The MAN Fluid Monitor for lube oil is a light and robust system developed by MAN Energy Solutions to meet the needs of the owners of industrial installations where lube-oil quality is a critical setting. It enables owners to actively monitor – on an ongoing basis – the degradation and contamination of lube oil and protect their industrial assets. Already proven in the field, the fluid monitor immediately detects even the tiniest anomalies in the lube-oil systems of four stroke engines, turbomachinery and auxiliary equipment.

Arnauld Filancia, Vice-President within MAN Energy Solutions, said, “We know that lube oil is the life blood of an engine and that 70% of major damage reveals lube-oil contamination. We wanted to develop a global monitoring solution capable of conforming to the demands of all rotating machines – such as four stroke engines, and turbomachinery – and whatever the application, whether it be marine, power plants, or anything else. This new product is the result of targeted research on the operational security and is part of MAN Energy Solutions’ continuing effort to design easy-to-implement solutions that enhance installation performance and security.”

Filancia added that the innovative system is currently subject to the filing for patent.

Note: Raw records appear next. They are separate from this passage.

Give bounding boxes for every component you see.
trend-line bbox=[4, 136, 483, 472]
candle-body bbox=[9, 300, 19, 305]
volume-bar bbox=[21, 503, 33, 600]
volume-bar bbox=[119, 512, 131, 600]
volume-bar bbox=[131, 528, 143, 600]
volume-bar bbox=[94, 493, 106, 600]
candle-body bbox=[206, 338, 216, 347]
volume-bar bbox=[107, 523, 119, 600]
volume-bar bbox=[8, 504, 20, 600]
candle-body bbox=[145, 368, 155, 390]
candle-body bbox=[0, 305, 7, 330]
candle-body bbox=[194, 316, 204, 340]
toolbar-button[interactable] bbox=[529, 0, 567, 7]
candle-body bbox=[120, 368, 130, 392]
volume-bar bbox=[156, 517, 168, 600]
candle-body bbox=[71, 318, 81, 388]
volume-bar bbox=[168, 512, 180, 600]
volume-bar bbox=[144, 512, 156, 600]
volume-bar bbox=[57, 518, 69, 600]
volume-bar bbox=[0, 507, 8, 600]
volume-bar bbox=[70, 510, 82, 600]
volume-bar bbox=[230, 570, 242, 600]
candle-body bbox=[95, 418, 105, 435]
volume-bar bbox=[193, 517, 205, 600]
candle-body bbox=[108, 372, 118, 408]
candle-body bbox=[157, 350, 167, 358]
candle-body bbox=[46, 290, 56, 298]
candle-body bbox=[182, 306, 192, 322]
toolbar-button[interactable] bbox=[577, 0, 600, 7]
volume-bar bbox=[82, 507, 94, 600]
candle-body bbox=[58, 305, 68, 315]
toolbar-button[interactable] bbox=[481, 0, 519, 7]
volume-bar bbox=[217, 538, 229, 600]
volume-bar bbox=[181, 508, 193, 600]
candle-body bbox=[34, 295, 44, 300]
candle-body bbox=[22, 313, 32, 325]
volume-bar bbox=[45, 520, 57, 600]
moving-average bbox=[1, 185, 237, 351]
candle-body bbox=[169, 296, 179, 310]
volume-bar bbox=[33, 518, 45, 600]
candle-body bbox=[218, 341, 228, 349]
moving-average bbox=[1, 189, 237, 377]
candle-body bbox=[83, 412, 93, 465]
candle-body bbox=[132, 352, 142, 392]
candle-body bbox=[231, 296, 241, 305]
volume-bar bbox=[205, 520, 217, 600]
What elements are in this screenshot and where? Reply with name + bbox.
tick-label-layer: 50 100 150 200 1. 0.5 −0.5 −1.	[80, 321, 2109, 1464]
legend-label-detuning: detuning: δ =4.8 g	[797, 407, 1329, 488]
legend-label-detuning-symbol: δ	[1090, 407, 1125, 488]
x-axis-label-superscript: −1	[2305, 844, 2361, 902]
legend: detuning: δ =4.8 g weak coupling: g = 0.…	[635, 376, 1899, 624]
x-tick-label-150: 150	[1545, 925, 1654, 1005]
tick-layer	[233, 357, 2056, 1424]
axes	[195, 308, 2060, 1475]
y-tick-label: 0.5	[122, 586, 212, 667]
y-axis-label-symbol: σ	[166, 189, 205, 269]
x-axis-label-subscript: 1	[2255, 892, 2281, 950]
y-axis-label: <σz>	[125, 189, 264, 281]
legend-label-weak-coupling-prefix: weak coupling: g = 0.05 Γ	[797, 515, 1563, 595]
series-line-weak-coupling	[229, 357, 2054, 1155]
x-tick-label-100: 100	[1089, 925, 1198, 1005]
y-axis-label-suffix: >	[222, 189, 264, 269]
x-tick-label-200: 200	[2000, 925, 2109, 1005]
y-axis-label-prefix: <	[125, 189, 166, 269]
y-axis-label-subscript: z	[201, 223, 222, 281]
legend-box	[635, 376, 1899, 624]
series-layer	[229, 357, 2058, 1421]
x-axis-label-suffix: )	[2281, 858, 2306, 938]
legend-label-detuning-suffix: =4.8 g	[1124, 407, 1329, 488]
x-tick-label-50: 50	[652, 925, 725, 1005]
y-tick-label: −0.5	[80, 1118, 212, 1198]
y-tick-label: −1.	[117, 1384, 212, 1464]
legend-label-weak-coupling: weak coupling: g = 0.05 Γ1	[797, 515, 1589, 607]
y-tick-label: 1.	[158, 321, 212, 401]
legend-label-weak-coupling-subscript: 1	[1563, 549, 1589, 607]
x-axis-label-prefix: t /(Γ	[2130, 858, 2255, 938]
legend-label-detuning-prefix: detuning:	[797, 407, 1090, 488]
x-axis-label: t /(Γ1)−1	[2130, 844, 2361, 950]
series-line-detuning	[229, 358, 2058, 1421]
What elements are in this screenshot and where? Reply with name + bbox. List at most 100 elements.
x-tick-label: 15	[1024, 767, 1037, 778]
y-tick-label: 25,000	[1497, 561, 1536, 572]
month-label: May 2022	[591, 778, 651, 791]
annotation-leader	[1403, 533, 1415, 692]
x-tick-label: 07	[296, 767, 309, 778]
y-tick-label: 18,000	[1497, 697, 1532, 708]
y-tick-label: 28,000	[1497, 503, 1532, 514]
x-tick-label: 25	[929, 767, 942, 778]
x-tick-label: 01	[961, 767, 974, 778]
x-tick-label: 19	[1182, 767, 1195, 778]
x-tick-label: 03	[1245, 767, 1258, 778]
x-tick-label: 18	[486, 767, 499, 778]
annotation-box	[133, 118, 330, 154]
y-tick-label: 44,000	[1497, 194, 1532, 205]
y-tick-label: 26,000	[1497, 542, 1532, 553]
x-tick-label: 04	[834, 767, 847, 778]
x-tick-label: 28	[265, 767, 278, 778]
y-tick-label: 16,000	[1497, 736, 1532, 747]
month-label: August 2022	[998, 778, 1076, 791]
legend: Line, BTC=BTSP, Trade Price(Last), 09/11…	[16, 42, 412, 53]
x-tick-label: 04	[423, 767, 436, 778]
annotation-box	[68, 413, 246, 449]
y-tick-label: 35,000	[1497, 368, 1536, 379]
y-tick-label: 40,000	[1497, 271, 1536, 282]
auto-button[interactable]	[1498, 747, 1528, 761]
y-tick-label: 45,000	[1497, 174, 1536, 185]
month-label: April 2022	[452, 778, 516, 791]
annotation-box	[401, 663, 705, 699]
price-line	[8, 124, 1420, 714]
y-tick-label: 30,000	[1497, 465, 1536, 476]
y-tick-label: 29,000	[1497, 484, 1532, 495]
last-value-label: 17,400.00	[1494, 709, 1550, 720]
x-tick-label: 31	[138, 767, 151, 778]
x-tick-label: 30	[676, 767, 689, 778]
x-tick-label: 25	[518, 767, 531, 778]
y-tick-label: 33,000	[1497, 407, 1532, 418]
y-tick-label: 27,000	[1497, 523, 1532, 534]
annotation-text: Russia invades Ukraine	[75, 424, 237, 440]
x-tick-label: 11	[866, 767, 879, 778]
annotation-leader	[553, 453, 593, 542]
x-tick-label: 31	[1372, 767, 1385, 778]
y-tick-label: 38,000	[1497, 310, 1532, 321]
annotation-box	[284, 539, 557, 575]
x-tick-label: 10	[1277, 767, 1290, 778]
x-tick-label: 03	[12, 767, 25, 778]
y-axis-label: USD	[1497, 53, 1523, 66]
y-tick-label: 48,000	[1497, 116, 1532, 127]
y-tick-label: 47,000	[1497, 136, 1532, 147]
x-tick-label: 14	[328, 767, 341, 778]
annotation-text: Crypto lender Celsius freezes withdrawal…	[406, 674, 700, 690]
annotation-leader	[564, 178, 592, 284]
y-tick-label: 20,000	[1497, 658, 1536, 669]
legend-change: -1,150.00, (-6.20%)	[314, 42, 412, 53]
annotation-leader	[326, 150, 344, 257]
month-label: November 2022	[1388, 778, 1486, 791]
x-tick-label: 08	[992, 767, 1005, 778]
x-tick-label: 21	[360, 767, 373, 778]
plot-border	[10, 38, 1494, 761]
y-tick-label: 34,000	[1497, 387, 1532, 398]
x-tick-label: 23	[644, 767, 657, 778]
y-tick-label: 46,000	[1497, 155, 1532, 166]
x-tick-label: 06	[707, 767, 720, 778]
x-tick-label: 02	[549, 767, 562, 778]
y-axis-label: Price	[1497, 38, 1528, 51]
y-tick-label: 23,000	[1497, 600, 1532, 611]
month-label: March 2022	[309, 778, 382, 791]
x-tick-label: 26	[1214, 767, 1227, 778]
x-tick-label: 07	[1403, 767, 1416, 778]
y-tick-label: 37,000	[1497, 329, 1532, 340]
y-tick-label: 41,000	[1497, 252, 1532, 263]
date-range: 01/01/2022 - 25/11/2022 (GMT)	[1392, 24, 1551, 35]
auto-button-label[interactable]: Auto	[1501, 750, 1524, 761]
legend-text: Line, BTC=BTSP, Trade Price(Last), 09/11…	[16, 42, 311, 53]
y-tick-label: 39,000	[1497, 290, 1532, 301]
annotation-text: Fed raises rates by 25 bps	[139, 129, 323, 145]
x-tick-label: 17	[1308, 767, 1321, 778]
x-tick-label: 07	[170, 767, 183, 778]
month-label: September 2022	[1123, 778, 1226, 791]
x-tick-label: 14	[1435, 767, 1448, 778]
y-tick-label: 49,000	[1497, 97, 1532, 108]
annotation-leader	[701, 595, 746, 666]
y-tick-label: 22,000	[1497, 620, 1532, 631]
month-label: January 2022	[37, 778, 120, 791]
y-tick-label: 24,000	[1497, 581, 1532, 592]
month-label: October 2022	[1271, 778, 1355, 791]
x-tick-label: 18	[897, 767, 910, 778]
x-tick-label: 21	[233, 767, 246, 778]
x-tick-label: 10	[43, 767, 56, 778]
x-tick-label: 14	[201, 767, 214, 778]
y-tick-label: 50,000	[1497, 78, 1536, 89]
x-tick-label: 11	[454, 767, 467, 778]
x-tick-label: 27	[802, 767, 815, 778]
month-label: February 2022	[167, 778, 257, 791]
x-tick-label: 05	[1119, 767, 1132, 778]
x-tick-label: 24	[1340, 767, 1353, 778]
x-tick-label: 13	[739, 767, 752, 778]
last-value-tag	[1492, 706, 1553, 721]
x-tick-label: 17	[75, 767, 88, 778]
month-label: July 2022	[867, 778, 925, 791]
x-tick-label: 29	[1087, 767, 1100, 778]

Used alongside laboratory analyses, MAN Fluid Monitor for lube oil alerts operators with alarms and stop recommendations as soon as it detects a degradation in lube-oil quality, thereby revealing minor wear of mechanical parts. This swift detection of anomalies, especially important during such sensitive engine phases as restarts where 50% of damage occurs, allows the operator to anticipate maintenance, protect major components, and identify part-wear before breakdown, in the process maximising machine availability.